SINGAPORE Gold held losses from a two-day decline on Tuesday on worries the Federal Reserve will hike U.S. interest rates earlier than market expectations and on outflows from bullion-backed exchange traded funds.
* Spot gold XAU= was little changed at $1,215.55 an ounce by 2345 GMT, after dropping 1.4 percent in the past two sessions.
* Gold had posted its biggest quarterly rise in nearly 30 years in the March quarter, rallying 16 percent as expectations faded that the Fed would move to normalise interest rates due to concerns over the global economy. The U.S. central bank raised rates in December for the first time in nearly a decade.
* The metal is highly exposed to rising rates, which lift the opportunity cost of holding non-yielding assets, while boosting the dollar.
* Gold's decline began after data on Friday showed non-farm payrolls rising by 215,000 last month, higher than expectations of 205,000, underscoring the strength in the U.S. economy.
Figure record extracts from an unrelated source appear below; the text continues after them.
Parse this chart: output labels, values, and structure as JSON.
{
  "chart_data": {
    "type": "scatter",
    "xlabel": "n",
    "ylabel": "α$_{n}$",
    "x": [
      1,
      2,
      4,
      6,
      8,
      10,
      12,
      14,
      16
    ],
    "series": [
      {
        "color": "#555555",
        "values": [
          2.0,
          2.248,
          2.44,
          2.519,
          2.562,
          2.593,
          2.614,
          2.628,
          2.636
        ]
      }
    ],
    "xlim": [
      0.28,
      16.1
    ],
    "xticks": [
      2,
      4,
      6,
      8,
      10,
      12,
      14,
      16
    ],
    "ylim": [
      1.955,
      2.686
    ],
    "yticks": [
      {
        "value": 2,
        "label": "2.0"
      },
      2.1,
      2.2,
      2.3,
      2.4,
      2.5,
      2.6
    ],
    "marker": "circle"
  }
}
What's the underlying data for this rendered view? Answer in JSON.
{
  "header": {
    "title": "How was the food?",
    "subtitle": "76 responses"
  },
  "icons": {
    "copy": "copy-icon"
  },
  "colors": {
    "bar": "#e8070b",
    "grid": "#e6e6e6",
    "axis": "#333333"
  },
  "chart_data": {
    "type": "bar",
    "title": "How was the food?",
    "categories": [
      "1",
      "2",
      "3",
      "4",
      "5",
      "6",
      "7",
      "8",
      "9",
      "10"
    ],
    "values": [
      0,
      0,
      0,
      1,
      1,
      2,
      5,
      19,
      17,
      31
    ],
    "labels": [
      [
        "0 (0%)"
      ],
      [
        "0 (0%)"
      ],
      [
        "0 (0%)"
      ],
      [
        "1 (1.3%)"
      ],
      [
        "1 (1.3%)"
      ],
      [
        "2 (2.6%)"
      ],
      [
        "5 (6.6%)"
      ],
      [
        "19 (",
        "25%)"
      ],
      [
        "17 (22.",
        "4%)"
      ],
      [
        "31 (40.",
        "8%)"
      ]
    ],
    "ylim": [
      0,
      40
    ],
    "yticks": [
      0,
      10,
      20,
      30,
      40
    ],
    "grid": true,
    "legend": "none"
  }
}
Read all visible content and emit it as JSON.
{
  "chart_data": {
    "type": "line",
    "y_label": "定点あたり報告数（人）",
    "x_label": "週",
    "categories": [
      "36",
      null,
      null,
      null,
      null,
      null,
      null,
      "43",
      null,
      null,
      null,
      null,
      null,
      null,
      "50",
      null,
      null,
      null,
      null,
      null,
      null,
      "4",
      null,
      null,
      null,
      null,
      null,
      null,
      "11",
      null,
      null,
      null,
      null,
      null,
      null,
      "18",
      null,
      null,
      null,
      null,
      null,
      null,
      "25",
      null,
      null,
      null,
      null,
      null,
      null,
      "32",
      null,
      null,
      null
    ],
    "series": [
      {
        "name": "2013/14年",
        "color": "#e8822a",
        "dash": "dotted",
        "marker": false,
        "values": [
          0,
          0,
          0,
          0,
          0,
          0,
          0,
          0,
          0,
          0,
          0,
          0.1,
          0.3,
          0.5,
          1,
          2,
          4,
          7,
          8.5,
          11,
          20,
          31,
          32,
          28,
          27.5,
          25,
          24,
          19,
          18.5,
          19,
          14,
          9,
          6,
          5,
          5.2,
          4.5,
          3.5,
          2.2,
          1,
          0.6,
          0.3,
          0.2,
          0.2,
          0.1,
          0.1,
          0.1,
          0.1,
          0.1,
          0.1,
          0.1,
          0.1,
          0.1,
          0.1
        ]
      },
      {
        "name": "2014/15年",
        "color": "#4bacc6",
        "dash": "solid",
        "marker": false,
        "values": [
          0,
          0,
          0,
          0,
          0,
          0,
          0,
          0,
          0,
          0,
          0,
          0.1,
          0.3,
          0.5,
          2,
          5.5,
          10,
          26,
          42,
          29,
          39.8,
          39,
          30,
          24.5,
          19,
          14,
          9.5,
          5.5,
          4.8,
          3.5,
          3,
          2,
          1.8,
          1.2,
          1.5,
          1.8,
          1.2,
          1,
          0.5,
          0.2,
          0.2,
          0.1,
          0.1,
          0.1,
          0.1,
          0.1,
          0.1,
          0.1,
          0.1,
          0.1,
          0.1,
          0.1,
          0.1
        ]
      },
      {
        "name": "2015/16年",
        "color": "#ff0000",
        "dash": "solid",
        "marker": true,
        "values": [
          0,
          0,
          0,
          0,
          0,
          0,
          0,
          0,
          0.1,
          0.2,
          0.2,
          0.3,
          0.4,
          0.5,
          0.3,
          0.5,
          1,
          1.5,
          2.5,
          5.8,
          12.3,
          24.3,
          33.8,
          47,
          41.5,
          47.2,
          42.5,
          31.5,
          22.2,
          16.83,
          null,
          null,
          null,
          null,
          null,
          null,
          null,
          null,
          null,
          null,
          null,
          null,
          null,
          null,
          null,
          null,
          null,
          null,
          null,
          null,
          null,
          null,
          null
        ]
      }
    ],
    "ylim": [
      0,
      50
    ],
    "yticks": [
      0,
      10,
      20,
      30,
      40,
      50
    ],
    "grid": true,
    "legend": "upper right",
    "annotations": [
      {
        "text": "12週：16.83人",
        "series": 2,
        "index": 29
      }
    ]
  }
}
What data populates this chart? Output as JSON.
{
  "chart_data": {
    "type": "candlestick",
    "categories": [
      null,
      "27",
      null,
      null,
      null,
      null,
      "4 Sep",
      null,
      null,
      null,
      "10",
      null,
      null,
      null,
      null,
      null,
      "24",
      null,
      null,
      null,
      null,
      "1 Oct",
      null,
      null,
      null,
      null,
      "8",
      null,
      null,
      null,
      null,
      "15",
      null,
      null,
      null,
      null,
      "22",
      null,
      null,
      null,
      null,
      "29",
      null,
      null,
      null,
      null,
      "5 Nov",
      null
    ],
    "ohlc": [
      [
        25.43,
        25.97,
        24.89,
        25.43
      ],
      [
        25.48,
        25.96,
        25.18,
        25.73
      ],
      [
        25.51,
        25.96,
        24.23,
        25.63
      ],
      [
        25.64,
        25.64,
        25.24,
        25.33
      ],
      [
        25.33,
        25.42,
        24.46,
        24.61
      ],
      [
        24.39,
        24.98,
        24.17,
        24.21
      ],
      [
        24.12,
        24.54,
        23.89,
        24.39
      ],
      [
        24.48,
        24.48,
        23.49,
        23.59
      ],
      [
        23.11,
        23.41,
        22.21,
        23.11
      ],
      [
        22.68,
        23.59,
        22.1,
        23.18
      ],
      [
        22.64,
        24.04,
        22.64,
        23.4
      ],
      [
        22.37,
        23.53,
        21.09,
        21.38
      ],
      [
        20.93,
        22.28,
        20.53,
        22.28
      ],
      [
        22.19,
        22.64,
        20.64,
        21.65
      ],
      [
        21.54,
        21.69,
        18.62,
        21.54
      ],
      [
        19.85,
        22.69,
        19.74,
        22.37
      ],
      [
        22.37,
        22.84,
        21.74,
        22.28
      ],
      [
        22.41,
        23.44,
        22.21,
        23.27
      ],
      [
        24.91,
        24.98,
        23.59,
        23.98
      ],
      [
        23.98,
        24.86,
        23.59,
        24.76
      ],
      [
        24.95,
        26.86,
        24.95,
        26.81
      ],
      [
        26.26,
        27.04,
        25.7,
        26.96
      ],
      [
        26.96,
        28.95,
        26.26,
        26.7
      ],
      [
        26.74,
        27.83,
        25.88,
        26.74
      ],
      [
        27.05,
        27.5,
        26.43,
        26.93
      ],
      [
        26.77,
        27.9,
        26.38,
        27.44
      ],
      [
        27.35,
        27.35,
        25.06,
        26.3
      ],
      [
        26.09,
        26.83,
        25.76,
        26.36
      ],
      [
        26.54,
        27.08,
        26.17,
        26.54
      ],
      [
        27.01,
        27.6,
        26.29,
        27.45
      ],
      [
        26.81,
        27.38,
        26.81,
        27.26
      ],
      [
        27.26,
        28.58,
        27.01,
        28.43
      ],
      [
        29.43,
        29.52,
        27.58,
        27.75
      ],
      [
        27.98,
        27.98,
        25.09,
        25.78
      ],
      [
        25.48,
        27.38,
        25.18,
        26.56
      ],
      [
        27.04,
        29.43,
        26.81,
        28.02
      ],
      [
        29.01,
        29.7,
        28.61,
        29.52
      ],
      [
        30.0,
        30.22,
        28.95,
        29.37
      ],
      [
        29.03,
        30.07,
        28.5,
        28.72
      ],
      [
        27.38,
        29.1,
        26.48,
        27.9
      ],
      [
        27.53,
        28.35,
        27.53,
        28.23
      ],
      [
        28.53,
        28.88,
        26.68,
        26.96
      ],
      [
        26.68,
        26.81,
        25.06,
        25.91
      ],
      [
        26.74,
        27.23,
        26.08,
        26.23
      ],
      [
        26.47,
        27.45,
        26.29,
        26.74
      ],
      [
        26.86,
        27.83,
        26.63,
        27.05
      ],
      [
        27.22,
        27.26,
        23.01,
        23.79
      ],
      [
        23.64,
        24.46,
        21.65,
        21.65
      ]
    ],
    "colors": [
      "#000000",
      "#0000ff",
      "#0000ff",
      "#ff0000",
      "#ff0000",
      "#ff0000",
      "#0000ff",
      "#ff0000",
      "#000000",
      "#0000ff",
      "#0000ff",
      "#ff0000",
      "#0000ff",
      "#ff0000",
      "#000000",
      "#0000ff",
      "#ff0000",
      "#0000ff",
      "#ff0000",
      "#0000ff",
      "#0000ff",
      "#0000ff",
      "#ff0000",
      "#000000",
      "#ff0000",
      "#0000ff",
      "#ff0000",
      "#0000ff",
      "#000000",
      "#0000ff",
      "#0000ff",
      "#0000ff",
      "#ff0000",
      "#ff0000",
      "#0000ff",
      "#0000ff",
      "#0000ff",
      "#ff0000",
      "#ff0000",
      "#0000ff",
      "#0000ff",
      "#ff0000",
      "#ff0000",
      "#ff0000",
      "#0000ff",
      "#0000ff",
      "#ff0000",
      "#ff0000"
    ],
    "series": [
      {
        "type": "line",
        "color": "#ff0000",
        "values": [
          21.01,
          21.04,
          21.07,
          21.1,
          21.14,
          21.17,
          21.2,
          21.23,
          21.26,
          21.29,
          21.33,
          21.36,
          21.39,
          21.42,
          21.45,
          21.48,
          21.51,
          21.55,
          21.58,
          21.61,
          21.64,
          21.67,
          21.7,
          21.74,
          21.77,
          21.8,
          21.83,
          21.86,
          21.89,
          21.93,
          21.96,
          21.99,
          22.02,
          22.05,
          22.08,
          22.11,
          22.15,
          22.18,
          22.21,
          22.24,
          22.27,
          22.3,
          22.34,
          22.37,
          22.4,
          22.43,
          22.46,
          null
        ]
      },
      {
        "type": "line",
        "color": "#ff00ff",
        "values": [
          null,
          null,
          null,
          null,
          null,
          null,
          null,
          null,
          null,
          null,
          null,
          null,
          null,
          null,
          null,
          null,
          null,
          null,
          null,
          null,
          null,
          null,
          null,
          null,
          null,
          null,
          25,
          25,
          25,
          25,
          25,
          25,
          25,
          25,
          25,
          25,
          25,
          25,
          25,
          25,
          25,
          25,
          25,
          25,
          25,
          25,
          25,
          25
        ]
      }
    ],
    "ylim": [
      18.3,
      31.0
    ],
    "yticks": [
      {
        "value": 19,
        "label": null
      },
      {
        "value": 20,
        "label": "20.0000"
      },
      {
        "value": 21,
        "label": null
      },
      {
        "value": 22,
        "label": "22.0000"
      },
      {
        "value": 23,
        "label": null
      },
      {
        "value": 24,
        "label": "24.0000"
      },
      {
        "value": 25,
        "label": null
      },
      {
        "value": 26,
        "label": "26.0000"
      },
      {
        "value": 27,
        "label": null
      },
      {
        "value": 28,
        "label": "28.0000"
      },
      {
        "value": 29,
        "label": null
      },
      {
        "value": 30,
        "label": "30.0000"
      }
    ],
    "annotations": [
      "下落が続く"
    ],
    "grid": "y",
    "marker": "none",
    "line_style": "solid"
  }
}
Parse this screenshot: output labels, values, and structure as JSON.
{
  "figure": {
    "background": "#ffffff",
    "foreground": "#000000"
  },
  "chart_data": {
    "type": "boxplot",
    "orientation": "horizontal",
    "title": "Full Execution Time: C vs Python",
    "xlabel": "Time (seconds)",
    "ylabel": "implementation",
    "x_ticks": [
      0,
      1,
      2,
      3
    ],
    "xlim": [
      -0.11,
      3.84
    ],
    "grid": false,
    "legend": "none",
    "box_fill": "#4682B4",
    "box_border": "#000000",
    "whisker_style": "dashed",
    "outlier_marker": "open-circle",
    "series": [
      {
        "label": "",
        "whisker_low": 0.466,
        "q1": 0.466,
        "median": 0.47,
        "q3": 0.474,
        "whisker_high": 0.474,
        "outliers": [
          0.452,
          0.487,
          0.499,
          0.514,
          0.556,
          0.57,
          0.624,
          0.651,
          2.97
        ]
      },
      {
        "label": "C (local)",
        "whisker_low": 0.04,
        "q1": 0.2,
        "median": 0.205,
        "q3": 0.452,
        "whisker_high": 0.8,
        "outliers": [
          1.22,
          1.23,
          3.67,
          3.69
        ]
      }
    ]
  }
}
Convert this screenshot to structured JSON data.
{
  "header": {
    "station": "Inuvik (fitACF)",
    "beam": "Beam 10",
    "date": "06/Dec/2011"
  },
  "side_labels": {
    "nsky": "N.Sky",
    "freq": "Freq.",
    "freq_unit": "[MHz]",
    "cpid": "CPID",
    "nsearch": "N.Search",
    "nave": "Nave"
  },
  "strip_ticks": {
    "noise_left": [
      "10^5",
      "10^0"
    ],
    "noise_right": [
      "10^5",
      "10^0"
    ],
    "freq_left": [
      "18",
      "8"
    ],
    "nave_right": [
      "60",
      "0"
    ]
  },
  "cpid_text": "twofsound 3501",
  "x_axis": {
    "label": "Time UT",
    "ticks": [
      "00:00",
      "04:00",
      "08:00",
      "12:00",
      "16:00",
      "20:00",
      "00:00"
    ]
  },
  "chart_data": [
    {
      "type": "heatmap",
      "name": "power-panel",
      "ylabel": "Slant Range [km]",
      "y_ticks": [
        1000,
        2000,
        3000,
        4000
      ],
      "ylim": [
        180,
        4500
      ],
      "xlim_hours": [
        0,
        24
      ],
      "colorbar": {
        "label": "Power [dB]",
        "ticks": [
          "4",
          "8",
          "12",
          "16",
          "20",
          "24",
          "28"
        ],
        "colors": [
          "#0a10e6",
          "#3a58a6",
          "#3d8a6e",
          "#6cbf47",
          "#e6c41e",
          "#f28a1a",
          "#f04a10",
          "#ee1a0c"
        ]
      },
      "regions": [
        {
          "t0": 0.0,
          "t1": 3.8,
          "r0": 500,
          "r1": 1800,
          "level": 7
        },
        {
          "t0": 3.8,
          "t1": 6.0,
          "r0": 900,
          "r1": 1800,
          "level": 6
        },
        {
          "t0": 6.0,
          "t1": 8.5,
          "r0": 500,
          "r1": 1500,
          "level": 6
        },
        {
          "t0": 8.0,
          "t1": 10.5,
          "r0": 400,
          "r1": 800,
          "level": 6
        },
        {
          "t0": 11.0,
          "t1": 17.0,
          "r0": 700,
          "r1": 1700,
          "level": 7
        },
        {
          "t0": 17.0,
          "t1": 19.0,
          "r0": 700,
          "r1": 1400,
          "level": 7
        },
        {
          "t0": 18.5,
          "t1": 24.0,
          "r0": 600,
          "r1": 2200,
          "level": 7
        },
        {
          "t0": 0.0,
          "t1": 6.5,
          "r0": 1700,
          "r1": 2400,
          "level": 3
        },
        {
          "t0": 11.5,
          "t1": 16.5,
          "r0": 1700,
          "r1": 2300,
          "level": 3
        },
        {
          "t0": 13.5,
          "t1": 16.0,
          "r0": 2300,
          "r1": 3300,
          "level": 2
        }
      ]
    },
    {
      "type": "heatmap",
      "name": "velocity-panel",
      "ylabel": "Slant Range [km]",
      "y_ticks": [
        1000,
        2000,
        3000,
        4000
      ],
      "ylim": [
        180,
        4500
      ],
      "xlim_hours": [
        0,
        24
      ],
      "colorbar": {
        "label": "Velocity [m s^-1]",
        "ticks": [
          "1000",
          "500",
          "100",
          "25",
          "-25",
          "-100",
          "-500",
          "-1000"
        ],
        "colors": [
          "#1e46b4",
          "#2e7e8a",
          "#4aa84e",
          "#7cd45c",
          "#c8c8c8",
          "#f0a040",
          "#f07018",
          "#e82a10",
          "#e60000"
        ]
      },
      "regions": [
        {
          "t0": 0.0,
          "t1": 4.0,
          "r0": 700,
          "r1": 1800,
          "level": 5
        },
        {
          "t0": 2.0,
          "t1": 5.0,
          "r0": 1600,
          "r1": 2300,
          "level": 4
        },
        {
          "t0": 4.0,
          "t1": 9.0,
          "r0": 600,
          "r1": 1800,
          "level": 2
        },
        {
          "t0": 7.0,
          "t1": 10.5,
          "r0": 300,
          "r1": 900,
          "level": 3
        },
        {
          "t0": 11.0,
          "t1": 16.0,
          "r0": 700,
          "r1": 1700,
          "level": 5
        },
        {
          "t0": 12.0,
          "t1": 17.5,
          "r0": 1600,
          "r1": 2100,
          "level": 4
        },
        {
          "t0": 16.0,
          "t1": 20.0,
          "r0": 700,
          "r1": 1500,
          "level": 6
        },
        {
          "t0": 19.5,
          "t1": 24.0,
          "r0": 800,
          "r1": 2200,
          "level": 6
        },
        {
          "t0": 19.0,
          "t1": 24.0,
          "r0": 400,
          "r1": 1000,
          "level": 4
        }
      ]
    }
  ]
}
* Boston Federal Reserve President Eric Rosengren, a usually dovish U.S. central banker, said on Monday it was "surprising" that futures markets currently imply only one or no interest-rate hikes this year, a prediction he said could prove "too pessimistic."
* Gold failed to get a lift from a softer dollar. [USD/]
* It was undermined by persistent outflows from SPDR Gold Trust (GLD), the top gold-backed exchange-traded fund.
* Assets of the fund fell 0.29 percent to 815.72 tonnes on Monday. The fund last week experienced its first net weekly outflow this year, after climbing to its highest in over two years in March. [GOL/ETF]
* Physical markets did not offer much support. India's gold imports in February fell 34 percent compared with the same period last year, news agency NewsRise Financial reported on Monday, citing a government official, as high prices and hopes for a cut in import taxes kept buyers away.
* South Africa's Association of Mineworkers and Construction Union (AMCU) said on Monday it plans to launch an indefinite strike on Wednesday at Sibanye Gold (SGLJ.J) to demand higher wages.